Coatlaxopeuh is a word proposed by Father Mariano Jacobo Rojas of Tepoztlán as a possible Nahuatl origin of the word Guadalupe, the appellation of the Virgin of Guadalupe.[1] The suggestion of a Nahuatl etymology for the Virgin's name was part of the Mexican indigenista debates of the mid 20th century, in which prominent intellectuals reinterpreted Mexican history with a renewed emphasis on the nation's indigenous heritage. In addition to coatlaxopeuh many other proposed Nahuatl etymologies of Guadalupe have been suggested, but in the devotional literature coatlaxopeuh remains the most accepted.[2]
The earliest suggestion that the word "Guadalupe" was a corruption of an original Nahuatl word was by the priest Luis Becerra y Tanco in 1666.[3] He proposed that since Juan Diego did not speak Spanish, and since the Nahuatl language did not have the voiced consonants "g" or "d", it was likely that the name had originally been a Nahuatl word which was later misheard by Spaniards as “Guadalupe”. He proposed that the original name could have been "tequantlanopeuh" which he translated as "She who originated from the summit of the rocks".[2]

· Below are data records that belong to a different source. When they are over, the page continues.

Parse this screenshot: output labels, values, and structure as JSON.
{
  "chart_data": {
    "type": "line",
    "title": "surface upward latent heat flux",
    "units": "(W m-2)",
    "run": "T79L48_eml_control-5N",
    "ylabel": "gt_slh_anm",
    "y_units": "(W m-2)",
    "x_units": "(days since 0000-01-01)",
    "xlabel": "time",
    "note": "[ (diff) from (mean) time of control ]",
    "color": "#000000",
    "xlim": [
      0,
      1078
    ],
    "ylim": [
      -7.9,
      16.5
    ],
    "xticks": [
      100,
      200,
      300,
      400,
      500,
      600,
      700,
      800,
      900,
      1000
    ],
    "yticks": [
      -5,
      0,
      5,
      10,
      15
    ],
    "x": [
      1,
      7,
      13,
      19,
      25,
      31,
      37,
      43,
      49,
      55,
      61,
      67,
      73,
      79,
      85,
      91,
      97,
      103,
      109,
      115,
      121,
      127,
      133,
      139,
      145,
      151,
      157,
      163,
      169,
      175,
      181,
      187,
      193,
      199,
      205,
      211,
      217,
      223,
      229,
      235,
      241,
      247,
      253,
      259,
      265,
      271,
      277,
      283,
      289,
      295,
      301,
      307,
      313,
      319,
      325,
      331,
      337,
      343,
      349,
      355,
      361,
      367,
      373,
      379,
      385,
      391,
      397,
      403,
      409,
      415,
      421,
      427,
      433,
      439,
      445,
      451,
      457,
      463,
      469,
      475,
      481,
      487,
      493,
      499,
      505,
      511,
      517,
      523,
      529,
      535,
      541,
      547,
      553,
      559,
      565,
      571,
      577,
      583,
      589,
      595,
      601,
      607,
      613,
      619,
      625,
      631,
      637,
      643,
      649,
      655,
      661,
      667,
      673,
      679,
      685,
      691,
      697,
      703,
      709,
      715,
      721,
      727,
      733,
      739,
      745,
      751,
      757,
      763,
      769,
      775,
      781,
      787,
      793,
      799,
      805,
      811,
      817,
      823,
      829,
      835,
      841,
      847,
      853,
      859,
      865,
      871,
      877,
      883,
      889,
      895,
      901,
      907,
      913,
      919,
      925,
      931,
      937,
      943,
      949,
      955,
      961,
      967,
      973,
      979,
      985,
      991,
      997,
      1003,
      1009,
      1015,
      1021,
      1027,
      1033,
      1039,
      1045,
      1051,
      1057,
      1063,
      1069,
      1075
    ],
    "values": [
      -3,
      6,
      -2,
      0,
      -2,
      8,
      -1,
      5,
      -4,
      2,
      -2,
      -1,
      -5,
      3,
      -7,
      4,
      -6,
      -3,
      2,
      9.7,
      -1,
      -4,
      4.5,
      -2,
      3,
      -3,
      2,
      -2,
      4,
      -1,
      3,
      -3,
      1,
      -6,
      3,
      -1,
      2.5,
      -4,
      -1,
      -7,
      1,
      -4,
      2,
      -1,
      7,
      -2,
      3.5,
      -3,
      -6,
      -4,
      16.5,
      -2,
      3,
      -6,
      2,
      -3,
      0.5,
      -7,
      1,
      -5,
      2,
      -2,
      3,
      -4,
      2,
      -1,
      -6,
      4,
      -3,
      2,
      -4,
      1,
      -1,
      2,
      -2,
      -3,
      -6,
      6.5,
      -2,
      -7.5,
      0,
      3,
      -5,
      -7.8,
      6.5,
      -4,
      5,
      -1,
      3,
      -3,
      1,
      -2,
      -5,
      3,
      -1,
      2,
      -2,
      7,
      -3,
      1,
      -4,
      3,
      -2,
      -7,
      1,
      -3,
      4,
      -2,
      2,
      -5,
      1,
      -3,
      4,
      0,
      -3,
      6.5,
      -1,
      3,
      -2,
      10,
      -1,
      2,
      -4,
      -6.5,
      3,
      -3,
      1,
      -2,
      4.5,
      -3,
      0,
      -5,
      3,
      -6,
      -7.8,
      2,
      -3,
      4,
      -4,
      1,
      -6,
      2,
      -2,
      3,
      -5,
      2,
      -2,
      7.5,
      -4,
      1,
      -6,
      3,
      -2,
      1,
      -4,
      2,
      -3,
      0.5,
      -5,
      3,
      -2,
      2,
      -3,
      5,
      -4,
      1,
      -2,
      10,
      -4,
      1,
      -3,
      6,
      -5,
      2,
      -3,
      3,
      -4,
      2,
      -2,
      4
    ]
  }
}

Father Mario Rojas Sánchez who translated the Nicān Mopōhua suggested the Nahuatl name "Tlecuauhtlapeupeuh," which he translates as "She who emerges from the region of light like the Eagle from fire".[4]
Scholar Jeanette Rodríguez, citing Xavier Escalada,[5] notes "the Nahuatl language does not contain the letters d and g; therefore Our Lady's name could not have been "Guadalupe". She also presents the theory that Juan Diego and his uncle called the Virgin "Tlecuauhtlacupeuh", saying "The Nahuatl understanding of 'Tlecuauhtlacupeuh' is La que viene volando de la luz como el águila de fuego (she who comes flying from the region of light like an eagle of fire). The region of light was the dwelling place of the Aztec gods, and the eagle was a sign from the gods. To the Spaniards, it sounded like 'Guadalupe' and reminded them of their Virgin at home."
Rodríguez holds that the Spanish thought of "Guadalupe of Estremadura, Spain. [As] A large number of conquistadors were from the province of Estremadura and quite naturally were devoted to the local patroness. ...the devotion to Our Lady of Guadalupe in Estremadura was reaching its peak at the time of the first contacts between Spain and the New World".
Rodríguez adds that the name "To the Spaniards...reminded them of their Virgin at home. To the natives, it...referred to a sign that had come from their gods." This allowed each side to see in the story something it "understood and valued, which would inevitably bring them together as a unifying force."[6]
Gloria Anzaldúa, in her book Borderlands / La Frontera,[7] proposes the indigenous origin of Guadalupe as Coatlalopeuh, which she translates as "She Who Has Dominion over Serpents." She argues that because Coatlalopeuh sounds like Guadalupe, the Spanish saw Coatlalopeuh as parallel or identical to "the dark Virgin, Guadalupe, patroness of West Central Spain" (Page 27). Anzaldúa gives Coatlaxopeuh as a variant name. She sees both versions as being linked historically to Cōātlīcue, whose name means "Serpent Skirt."